On Tuesdays Hurricane Irma with sustained winds of 185 mph impacted the Caribbean islands of Antigua, Barbuda and St. Kitts and Nevis. Early Wednesday morning the hurricane devastated the Dutch island of St. Martin, and also Anguilla.
Leaders from across the Caribbean Community (CARICOM) who were not affected by Hurricane Irma, are prepared to offer assistance to the islands that felt the brunt of the powerful storm.
Jamaican Prime Minister Andrew Holness says his administration has made contact with government officials in the impacted islands.
“This is a period of assessment and planning to ascertain what Jamaica can do to assist our Caribbean brothers and sisters who have been significantly impacted by the most powerful hurricane to have emerged in the Atlantic Ocean,” he said in a release from the Office of the Prime Minister (OPM) on Wednesday.
Meanwhile, Jamaica’s Minister of Foreign Affairs and Foreign Trade, Senator Kamina Johnson Smith has advised Holness that inquiries have been made in relation to the welfare of Jamaicans on the affected islands.

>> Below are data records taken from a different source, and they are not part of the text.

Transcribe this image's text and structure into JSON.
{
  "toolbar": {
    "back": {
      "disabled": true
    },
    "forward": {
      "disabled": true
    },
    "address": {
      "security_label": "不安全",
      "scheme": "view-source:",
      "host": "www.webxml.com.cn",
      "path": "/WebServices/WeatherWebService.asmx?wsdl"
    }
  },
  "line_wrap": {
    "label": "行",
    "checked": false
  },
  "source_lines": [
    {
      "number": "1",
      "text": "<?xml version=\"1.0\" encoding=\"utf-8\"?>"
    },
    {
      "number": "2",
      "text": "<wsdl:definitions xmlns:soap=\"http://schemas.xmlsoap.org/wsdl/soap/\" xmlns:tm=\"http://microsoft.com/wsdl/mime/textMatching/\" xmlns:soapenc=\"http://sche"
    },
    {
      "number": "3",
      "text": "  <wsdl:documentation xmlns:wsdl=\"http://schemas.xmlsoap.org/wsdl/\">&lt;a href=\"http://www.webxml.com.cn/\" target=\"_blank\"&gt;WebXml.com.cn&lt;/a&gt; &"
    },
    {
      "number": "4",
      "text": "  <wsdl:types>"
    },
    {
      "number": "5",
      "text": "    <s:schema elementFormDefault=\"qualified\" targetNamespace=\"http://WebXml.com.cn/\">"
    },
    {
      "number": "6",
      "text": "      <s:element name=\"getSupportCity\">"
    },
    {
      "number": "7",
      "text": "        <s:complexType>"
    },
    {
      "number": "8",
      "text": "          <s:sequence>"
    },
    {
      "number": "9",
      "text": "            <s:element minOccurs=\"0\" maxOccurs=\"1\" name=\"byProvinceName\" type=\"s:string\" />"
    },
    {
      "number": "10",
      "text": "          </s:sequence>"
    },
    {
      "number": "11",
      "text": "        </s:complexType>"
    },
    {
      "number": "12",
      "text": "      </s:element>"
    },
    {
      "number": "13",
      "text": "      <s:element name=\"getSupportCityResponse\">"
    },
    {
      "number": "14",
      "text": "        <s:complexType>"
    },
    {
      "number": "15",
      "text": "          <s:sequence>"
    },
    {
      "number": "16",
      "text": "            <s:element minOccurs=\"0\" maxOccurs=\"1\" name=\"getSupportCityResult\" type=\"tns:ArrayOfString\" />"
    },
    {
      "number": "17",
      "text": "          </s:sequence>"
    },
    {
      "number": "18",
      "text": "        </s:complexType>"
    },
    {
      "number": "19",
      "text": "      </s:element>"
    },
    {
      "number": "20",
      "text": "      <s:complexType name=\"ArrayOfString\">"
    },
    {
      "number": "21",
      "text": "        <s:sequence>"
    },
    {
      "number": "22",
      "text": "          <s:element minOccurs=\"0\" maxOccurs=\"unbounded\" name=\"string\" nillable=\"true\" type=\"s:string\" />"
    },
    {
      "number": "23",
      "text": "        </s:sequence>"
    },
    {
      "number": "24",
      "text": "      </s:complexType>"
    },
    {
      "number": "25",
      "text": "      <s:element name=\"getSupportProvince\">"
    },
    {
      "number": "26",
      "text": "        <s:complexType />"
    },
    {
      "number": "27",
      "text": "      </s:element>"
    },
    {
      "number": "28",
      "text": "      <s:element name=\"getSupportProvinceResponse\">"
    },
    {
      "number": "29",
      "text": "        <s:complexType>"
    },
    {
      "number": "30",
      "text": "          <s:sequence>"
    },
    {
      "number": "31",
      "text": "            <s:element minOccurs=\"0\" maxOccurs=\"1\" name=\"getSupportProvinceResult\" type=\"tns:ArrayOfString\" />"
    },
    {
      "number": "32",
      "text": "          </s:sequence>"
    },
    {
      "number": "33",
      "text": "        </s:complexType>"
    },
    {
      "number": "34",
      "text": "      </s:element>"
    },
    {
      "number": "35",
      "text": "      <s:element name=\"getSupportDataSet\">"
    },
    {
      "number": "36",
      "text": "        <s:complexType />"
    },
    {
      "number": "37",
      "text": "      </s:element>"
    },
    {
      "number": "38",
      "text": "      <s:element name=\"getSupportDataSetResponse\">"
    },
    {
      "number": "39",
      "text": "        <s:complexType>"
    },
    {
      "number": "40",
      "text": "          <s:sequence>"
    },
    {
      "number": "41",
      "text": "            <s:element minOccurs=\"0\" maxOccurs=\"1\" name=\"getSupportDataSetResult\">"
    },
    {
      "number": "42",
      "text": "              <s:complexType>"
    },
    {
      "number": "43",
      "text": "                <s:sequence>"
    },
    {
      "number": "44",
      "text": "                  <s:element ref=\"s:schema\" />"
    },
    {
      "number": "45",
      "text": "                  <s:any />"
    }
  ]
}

Johnson Smith says her ministry will continue to make inquiries through the embassies and consulates, and the nation will be updated on the status of Jamaicans as the information becomes available.
On standby to assist
In a letter, the Director of the Caribbean Disaster Emergency Management Agency (CDEMA), Ronald Jackson, briefed the Secretary General of CARICOM, Ambassador Irwin LaRocque, and Chair of CARICOM, Dr Keith Mitchell, indicating that their first responders are all on standby subject to requests from national offices in affected islands.
Hurricane Irma formed in the Atlantic during the week of August 25 and rapidly grew from a tropical disturbance to a major hurricane that now creates an unprecedented multi-state threat to potentially nine of the 18 CDEMA participating states.
These include Anguilla, Antigua and Barbuda, the Bahamas, Dominica, Haiti, St Kitts and Nevis, Montserrat, Turks & Caicos Islands and the Virgin Islands.
Destruction across small island chain
So far, Irma has destroyed homes and flooded streets across a chain of small islands in the northern Caribbean, passing directly over Barbuda and leaving the island of 1,700 people incommunicado.
France has sent emergency food and water rations to the French islands of Saint Martin and Saint Barthelemy, where Irma ripped off roofs and knocked out all electricity. The international airport in St. Martin, a popular tourist attract was severely damaged.
Dutch marines who flew to three Dutch islands hammered by Irma reported extensive damage but no deaths or injuries.
Bahamas undertaking largest ever evacuation
In the case of The Bahamas, Prime Minister Hubert Minnis said his government was evacuating six islands because authorities would not be able to help anyone caught in the “potentially catastrophic” wind, flooding and storm surge. People there would be flown to Nassau in what he called the largest storm evacuation in the country’s history.
According to CDEMA, the northern parts of the Dominican Republic and Haiti could see 10 inches of rain, with as much as 20 inches in the southeast Bahamas and Turks and Caicos.
By early Sunday, Irma is expected to hit Florida, where Governor Rick Scott said he planned to activate 7,000 National Guard members by Friday and warned that Irma is “bigger, faster and stronger” than Hurricane Andrew.